А рано утром приехала твоя мать и завершила то, что я не успел сделать или недоглядел. Вернее, мы с ней вместе завершили: она свежим глазом замечала недоделки и указывала мне, а я с ее помощью доделывал. В тот день на работу я не ходил — дали отгул. Я по совету твоей матери сперва съездил на рынок, потом принес из прачечной белье, а затем стал собираться к тебе. Незадолго до моего ухода пожаловал твой отец с фруктами и цветами. Они остались дома (мать варила борщ), а я поехал за тобой. И вот наконец мы появились на пороге своей квартиры, мы трое: Машенька, ты и я. Твои родители стояли у открытой двери. Я был немного взволнован, твой отец тоже был взволнован, я это заметил. Ты смеялась счастливо и устало. Мы внесли нашу дочку в квартиру, где ей предстояло жить, расти, радоваться. Она вошла в свою квартиру — теперь это была и ее квартира. Почему-то это волновало и трогало нас очень.
3
Ты и после нередко удивляла меня своей неблагодарностью. Но если бы дело было только в неблагодарности!..
— Надоело, — сказала ты, вернувшись как-то снежным февральским вечером из детской консультации. — Так все надоело!
— Что надоело? — спросил я, хотя отлично понимал, что ты имеешь в виду.
— Да все… Осмотры, взвешивания, прививки. Жизни нет.
— Но все молодые мамы проходят через это. А как же иначе? — сказал я, и в самом деле убежденный, что иначе нельзя.
4
Наверно, это было самое сильное потрясение в моей жизни. Вернувшись в тот день на дачу позднее обычного (было производственное совещание, на котором шеф поставил интереснейшую задачу нашей группе «математиков» во главе с Вадимом), я застал тебя полураздетую с Машенькой на руках. И надо же так случиться, что именно в этот день твои родители уехали по делам в Москву и там остались ночевать.
— Где ты пропадаешь? У нее сильный жар, — сказала ты раздраженным, виноватым и испуганным голосом. — И дома никого нет. Что делать? Кошмар!
Я взял у тебя Машеньку. Она не плакала, не капризничала, только слабо постанывала, как взрослая. Я взял ее на руки, и она меня обожгла. Тельце ее прожигало сквозь детское пикейное одеяло, в которое ты завернула ее. Это был какой-то горячий утюжок, обвернутый одеялом. У нее было, наверно, не меньше сорока.

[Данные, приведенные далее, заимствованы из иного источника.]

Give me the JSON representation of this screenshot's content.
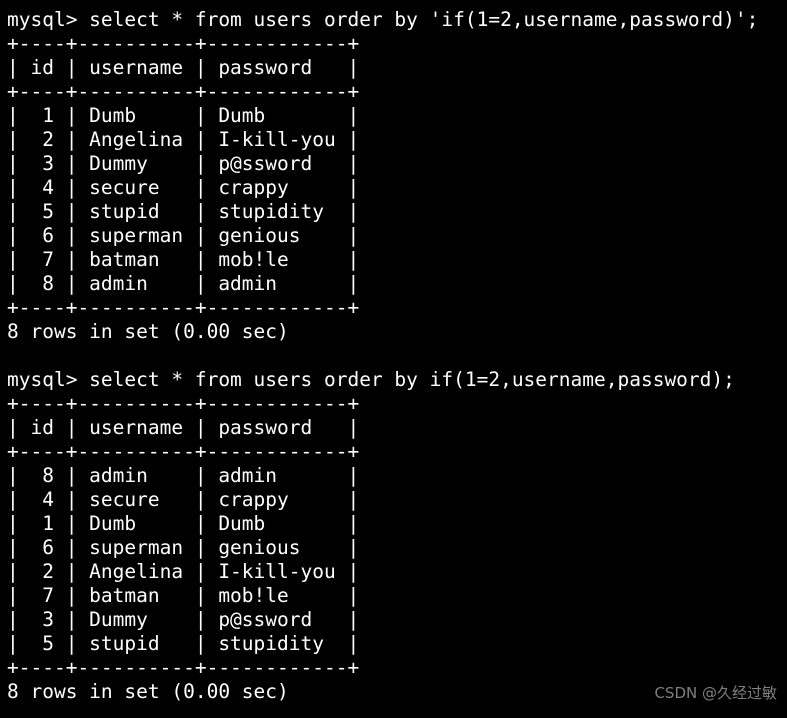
{
  "terminal": {
    "background_color": "#000000",
    "text_color": "#ffffff",
    "watermark": "CSDN @久经过敏",
    "watermark_color": "#8a8a8a",
    "lines": [
      "mysql> select * from users order by 'if(1=2,username,password)';",
      "+----+----------+------------+",
      "| id | username | password   |",
      "+----+----------+------------+",
      "|  1 | Dumb     | Dumb       |",
      "|  2 | Angelina | I-kill-you |",
      "|  3 | Dummy    | p@ssword   |",
      "|  4 | secure   | crappy     |",
      "|  5 | stupid   | stupidity  |",
      "|  6 | superman | genious    |",
      "|  7 | batman   | mob!le     |",
      "|  8 | admin    | admin      |",
      "+----+----------+------------+",
      "8 rows in set (0.00 sec)",
      "",
      "mysql> select * from users order by if(1=2,username,password);",
      "+----+----------+------------+",
      "| id | username | password   |",
      "+----+----------+------------+",
      "|  8 | admin    | admin      |",
      "|  4 | secure   | crappy     |",
      "|  1 | Dumb     | Dumb       |",
      "|  6 | superman | genious    |",
      "|  2 | Angelina | I-kill-you |",
      "|  7 | batman   | mob!le     |",
      "|  3 | Dummy    | p@ssword   |",
      "|  5 | stupid   | stupidity  |",
      "+----+----------+------------+",
      "8 rows in set (0.00 sec)"
    ],
    "queries": [
      {
        "prompt": "mysql>",
        "sql": "select * from users order by 'if(1=2,username,password)';",
        "result_status": "8 rows in set (0.00 sec)",
        "columns": [
          "id",
          "username",
          "password"
        ],
        "rows": [
          [
            "1",
            "Dumb",
            "Dumb"
          ],
          [
            "2",
            "Angelina",
            "I-kill-you"
          ],
          [
            "3",
            "Dummy",
            "p@ssword"
          ],
          [
            "4",
            "secure",
            "crappy"
          ],
          [
            "5",
            "stupid",
            "stupidity"
          ],
          [
            "6",
            "superman",
            "genious"
          ],
          [
            "7",
            "batman",
            "mob!le"
          ],
          [
            "8",
            "admin",
            "admin"
          ]
        ]
      },
      {
        "prompt": "mysql>",
        "sql": "select * from users order by if(1=2,username,password);",
        "result_status": "8 rows in set (0.00 sec)",
        "columns": [
          "id",
          "username",
          "password"
        ],
        "rows": [
          [
            "8",
            "admin",
            "admin"
          ],
          [
            "4",
            "secure",
            "crappy"
          ],
          [
            "1",
            "Dumb",
            "Dumb"
          ],
          [
            "6",
            "superman",
            "genious"
          ],
          [
            "2",
            "Angelina",
            "I-kill-you"
          ],
          [
            "7",
            "batman",
            "mob!le"
          ],
          [
            "3",
            "Dummy",
            "p@ssword"
          ],
          [
            "5",
            "stupid",
            "stupidity"
          ]
        ]
      }
    ]
  }
}
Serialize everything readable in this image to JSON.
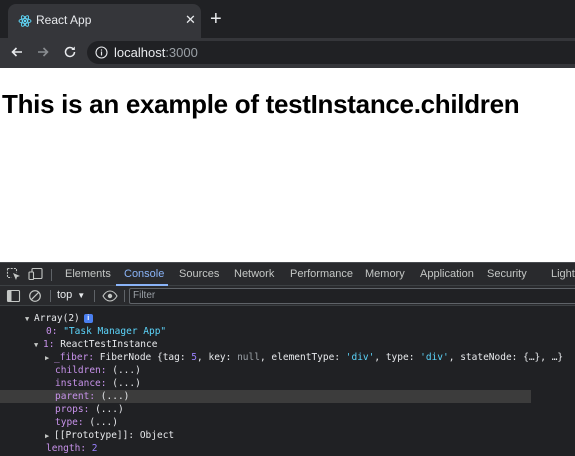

Во мне все онемело от страха, горя, жалости и безмерной любви, которую я особенно резко ощутил в ту минуту.
— Срочно врача надо, — сказал я почему-то шепотом.
5
Печальное и смешное шло в нашей жизни рядом, и порой невозможно было понять, где кончается одно и начинается другое…
Помнишь это последнее наше возвращение с дачи? На третий или четвертый день по переезде ты мне сказала:
— Давай раскошеливайся. В детский универмаг привезли шубки на Машу.
— Сколько стоит? — спросил я.
— Шестьдесят, да шапочка — пять, да варежки новые, да шерстяные носки, если будут, — еще клади пятерку. Всего семьдесят.